Summary: Outcomes are reported from research that explored Māori and Pacific family experiences of recurrences of rheumatic fever, in an attempt to identify and understand barriers for families accessing secondary prophylaxis and ongoing management of rheumatic fever to inform health service improvements. The research employed Kaupapa Māori, Talanga and Kakala Pacific qualitative methodologies. Data were collected through 38 interviews conducted with 80 Māori and Pacific patients who had recurrences of rheumatic fever or unexpected rheumatic heart disease and their families, as well as 9 individual interviews and 6 focus group interviews with 33 health providers working in rheumatic fever contexts throughout 7 geographic regions. Thematic analysis of the data identified a consistent mismatch between the approach taken by rheumatic fever health services and what is needed by the population looked after by those services. The 3 main areas of service mismatch identified were model of delivery, interpersonal approaches to care and adolescent care.
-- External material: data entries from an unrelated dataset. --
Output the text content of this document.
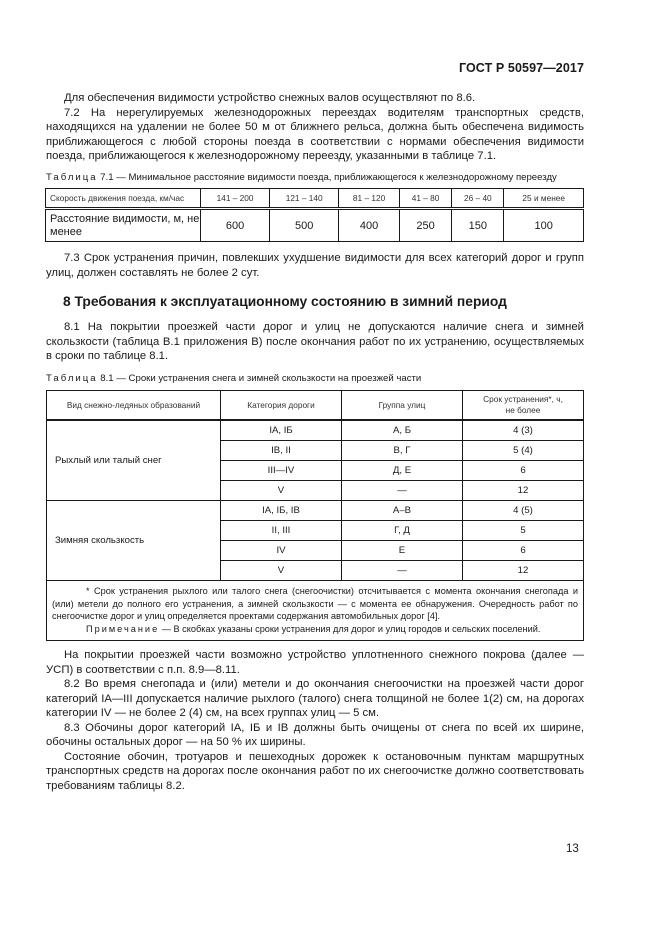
ГОСТ Р 50597—2017

Для обеспечения видимости устройство снежных валов осуществляют по 8.6.

7.2 На нерегулируемых железнодорожных переездах водителям транспортных средств, находящихся на удалении не более 50 м от ближнего рельса, должна быть обеспечена видимость приближающегося с любой стороны поезда в соответствии с нормами обеспечения видимости поезда, приближающегося к железнодорожному переезду, указанными в таблице 7.1.

Таблица 7.1 — Минимальное расстояние видимости поезда, приближающегося к железнодорожному переезду
Скорость движения поезда, км/час	141 – 200	121 – 140	81 – 120	41 – 80	26 – 40	25 и менее
Расстояние видимости, м, не менее	600	500	400	250	150	100

7.3 Срок устранения причин, повлекших ухудшение видимости для всех категорий дорог и групп улиц, должен составлять не более 2 сут.

8 Требования к эксплуатационному состоянию в зимний период

8.1 На покрытии проезжей части дорог и улиц не допускаются наличие снега и зимней скользкости (таблица В.1 приложения В) после окончания работ по их устранению, осуществляемых в сроки по таблице 8.1.

Таблица 8.1 — Сроки устранения снега и зимней скользкости на проезжей части
Вид снежно-ледяных образований	Категория дороги	Группа улиц	Срок устранения*, ч, не более
Рыхлый или талый снег	IА, IБ	А, Б	4 (3)
	IВ, II	В, Г	5 (4)
	III—IV	Д, Е	6
	V	—	12
Зимняя скользкость	IА, IБ, IВ	А–В	4 (5)
	II, III	Г, Д	5
	IV	Е	6
	V	—	12

* Срок устранения рыхлого или талого снега (снегоочистки) отсчитывается с момента окончания снегопада и (или) метели до полного его устранения, а зимней скользкости — с момента ее обнаружения. Очередность работ по снегоочистке дорог и улиц определяется проектами содержания автомобильных дорог [4].

Примечание — В скобках указаны сроки устранения для дорог и улиц городов и сельских поселений.			

На покрытии проезжей части возможно устройство уплотненного снежного покрова (далее — УСП) в соответствии с п.п. 8.9—8.11.

8.2 Во время снегопада и (или) метели и до окончания снегоочистки на проезжей части дорог категорий IА—III допускается наличие рыхлого (талого) снега толщиной не более 1(2) см, на дорогах категории IV — не более 2 (4) см, на всех группах улиц — 5 см.

8.3 Обочины дорог категорий IА, IБ и IВ должны быть очищены от снега по всей их ширине, обочины остальных дорог — на 50 % их ширины.

Состояние обочин, тротуаров и пешеходных дорожек к остановочным пунктам маршрутных транспортных средств на дорогах после окончания работ по их снегоочистке должно соответствовать требованиям таблицы 8.2.

13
Comment: Rheumatic heart disease remains a health priority for Aotearoa because of the huge ethnic disparities and because, despite its elimination in most developed nations, it has increased here. Recurrence is preventable, yet Māori and Pacific children/young people are not receiving equitable prevention. This study highlights the importance of excellent qualitative research. The authors have identified issues along healthcare pathways, unpicked these with the ‘people who matter’ and in ways that have resulted in practical, effective solutions.

Reference: Aust N Z J Public Health. 2019 Mar 25.